MAHKEMESİ : Gaziantep Bölge Adliye Mahkemesi 7. Hukuk Dairesi
SAYISI : 2022/676 E., 2023/785 K.
KARAR : İstinaf başvurusunun esastan reddi
İLK DERECE MAHKEMESİ : Gaziantep 9. İş Mahkemesi
SAYISI : 2021/455 E., 2022/99 K.
Taraflar arasındaki alacak davasından dolayı yapılan yargılama sonunda İlk Derece Mahkemesince davanın kısmen kabulüne arar verilmiştir.
Kararın davalı vekilince istinaf edilmesi üzerine, Bölge Adliye Mahkemesince başvurunun esastan reddine karar verilmiştir.
Bölge Adliye Mahkemesi kararının davalı vekili tarafından temyiz edilmesi üzerine, Bölge Adliye Mahkemesince 05.01.2024 tarihli ek karar ile kararın miktar itibarıyla kesin olduğu gerekçesiyle temyiz isteminin reddine karar verilmiştir.
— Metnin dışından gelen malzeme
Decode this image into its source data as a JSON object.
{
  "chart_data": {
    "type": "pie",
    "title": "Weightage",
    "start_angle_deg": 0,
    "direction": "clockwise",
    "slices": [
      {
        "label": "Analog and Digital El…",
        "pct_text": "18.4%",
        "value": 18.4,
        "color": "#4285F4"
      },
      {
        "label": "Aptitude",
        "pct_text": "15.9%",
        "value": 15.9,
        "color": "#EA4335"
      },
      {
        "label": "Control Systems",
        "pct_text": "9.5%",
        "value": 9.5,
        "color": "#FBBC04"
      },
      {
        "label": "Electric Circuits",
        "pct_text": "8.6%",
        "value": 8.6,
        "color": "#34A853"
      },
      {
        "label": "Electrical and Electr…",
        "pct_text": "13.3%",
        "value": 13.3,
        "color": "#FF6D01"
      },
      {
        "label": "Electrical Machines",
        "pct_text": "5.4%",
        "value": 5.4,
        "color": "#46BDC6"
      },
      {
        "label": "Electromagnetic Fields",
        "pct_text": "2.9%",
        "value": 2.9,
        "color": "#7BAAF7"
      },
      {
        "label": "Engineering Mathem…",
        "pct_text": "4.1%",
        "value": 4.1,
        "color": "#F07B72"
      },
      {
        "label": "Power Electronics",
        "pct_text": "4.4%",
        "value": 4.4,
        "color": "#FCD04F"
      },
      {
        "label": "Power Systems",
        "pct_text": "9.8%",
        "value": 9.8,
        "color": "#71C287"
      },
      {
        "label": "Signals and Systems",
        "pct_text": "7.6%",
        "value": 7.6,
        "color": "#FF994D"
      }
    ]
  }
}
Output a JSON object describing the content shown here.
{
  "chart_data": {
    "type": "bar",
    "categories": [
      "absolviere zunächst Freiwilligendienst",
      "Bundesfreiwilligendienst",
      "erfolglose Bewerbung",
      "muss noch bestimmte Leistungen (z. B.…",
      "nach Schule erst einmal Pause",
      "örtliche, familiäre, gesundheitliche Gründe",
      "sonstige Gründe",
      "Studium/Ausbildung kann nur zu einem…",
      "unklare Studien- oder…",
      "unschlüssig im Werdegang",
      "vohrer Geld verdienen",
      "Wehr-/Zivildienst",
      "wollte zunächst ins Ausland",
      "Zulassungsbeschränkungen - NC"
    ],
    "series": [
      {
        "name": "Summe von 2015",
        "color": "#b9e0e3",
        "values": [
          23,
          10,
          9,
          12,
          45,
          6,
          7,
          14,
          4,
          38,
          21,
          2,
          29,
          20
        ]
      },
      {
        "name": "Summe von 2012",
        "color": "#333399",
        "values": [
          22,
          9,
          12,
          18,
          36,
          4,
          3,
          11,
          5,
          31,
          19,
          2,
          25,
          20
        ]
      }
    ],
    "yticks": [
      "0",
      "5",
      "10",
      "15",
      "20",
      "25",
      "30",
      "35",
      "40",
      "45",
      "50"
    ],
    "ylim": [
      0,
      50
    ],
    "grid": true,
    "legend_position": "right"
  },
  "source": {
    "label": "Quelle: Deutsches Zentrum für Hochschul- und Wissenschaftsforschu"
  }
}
Ek karar davalı vekili tarafından temyiz edilmekle; süre, temyiz şartı ve diğer usul eksiklikleri yönünden yapılan ön inceleme sonucunda gereği düşünüldü:
Dosya içeriğine göre Bölge Adliye Mahkemesince dava miktarı dikkate alınarak temyiz dilekçesinin miktardan reddine karar verilmiş ise de davacının çalışmaya devam ettiği ve somut davadaki ücret tespiti yönünden hükmün ileriye yönelik etkisi bulunduğu dikkate alındığında, 6100 sayılı Hukuk Muhakemeleri Kanunu’nun (6100 sayılı Kanun) 362 nci maddesinin birinci fıkrasının (a) bendinde belirtilen miktar itibarıyla kesinlik sınırına bakılmaksızın temyizinin olanaklı bulunduğu kabul edilmelidir. Bu durumda temyiz dilekçesinin miktardan reddine ilişkin ek kararın hatalı olduğu anlaşılmakla; 05.01.2024 tarihli ek kararın bozularak ortadan kaldırılması gerekir.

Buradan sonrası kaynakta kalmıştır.